Engine digital thermometer
There is a well known problem in the defender’s original thermometer. The thermometer is electrical and in order for it to work well it needs a good ground connection to the chassis. Heavy consumers of an electric current like the high headlights and the air conditioner blowers make the thermometer show a high value, that settles when the lights turned off. Those sides affects together with the fact that the original thermometer is not sensitive enough causes a situation when you can’t trust the value on the original thermometer.
That was the reason that pushed me into this little project. I wanted another thermometer, more accurate and trustable. My first thoughts were to add a mechanical thermometer of a tractor. Then a temperature controller of an old retired machine rolled in to my hands. The controller has a display that I used as a thermometer, entry voltage of 12 Volts DC, entrance to thermocouple (the measuring unit) and an exit of two internal relays that can operate any electrical device- in our case I used it to operate a simple buzzer.
The temperature tracker is a thermocouple in a shape of a ring. External diameter is 15mm and the cord is 2 meters long. When you order a thermocouple, specify that it should be the kind that fits the controller, my type was “J isolated”.
Most of the thermocouples in the industry don’t isolate the thermocouple. These types of thermocouples will not fit to a car where the chassis grounded.
That causes problems and actually the controller did not work and showed a fault message until I solved that isolation problem.

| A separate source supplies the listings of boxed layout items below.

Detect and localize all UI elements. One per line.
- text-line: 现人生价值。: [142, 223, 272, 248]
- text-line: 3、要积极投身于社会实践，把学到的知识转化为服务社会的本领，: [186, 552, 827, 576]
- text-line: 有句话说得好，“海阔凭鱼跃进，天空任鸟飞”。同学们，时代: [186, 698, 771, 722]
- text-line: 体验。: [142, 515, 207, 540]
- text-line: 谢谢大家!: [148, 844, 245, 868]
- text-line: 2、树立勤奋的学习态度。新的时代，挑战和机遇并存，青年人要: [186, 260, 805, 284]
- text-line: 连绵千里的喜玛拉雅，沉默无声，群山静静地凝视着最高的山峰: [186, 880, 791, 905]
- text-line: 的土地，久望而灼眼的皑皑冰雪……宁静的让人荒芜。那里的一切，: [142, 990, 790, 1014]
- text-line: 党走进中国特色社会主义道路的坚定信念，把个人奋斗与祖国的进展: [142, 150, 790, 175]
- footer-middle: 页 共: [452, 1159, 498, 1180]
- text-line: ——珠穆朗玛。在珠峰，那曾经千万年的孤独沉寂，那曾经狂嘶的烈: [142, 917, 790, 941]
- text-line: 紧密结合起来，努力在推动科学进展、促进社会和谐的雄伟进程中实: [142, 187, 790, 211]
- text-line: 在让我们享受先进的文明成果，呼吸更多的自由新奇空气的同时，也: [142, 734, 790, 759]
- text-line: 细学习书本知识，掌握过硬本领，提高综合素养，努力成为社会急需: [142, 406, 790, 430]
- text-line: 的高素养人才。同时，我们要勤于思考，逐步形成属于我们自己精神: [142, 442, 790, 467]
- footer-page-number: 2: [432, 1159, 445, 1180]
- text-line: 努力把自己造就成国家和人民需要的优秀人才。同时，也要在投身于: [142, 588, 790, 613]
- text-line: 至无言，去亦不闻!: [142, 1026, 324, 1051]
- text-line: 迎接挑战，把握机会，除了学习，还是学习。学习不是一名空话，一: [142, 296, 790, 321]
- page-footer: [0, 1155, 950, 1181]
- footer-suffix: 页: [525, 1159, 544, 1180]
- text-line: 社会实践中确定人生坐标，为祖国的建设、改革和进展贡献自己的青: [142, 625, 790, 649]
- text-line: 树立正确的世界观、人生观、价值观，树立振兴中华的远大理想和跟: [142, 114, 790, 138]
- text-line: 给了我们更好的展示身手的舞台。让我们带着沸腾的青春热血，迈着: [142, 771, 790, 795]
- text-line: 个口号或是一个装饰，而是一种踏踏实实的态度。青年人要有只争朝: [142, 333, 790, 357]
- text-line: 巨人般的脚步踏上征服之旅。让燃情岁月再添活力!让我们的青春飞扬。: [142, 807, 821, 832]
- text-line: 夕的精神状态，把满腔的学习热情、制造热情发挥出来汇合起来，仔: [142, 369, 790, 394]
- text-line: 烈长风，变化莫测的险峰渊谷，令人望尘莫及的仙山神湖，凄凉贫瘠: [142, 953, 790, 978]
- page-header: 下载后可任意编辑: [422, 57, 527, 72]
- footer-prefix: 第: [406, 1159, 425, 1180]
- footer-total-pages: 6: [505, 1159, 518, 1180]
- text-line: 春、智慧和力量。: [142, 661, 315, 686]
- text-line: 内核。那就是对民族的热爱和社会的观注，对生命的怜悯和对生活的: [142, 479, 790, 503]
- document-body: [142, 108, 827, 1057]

The thermocouple is connected to the block of the engine, using a screw in the center of the ring.
For the installation of the controller I made on a special bracket for all the switches that I added, as you can see in the picture above.
From electricity point of view the connection is pretty simple:
Foot #9 – gets the minus (-)
Foot # 8 – gets the plus (+) after the switch and sends the (+) also to the buzzer’s positive leg.
Foot # 11 and 12 – gets the lines from the thermocouple (and if the reading doesn’t make any sense – switch them)
Foots #3 connects to the buzzer’s negative (relay controlled) leg.
In addition there is a bridge from the controllers minus (in our case #9) to foot # 2 – the relay’s “active” foot.
The temperature measured in a usual drive is between 82 to 86 c degrees.
And this is how I adjusted the temperature in witch the buzzer is set to 95 degrees.
That already proved to alert before a real damage happened.



1997 Land-Rover Defender 110, TDI300 engine.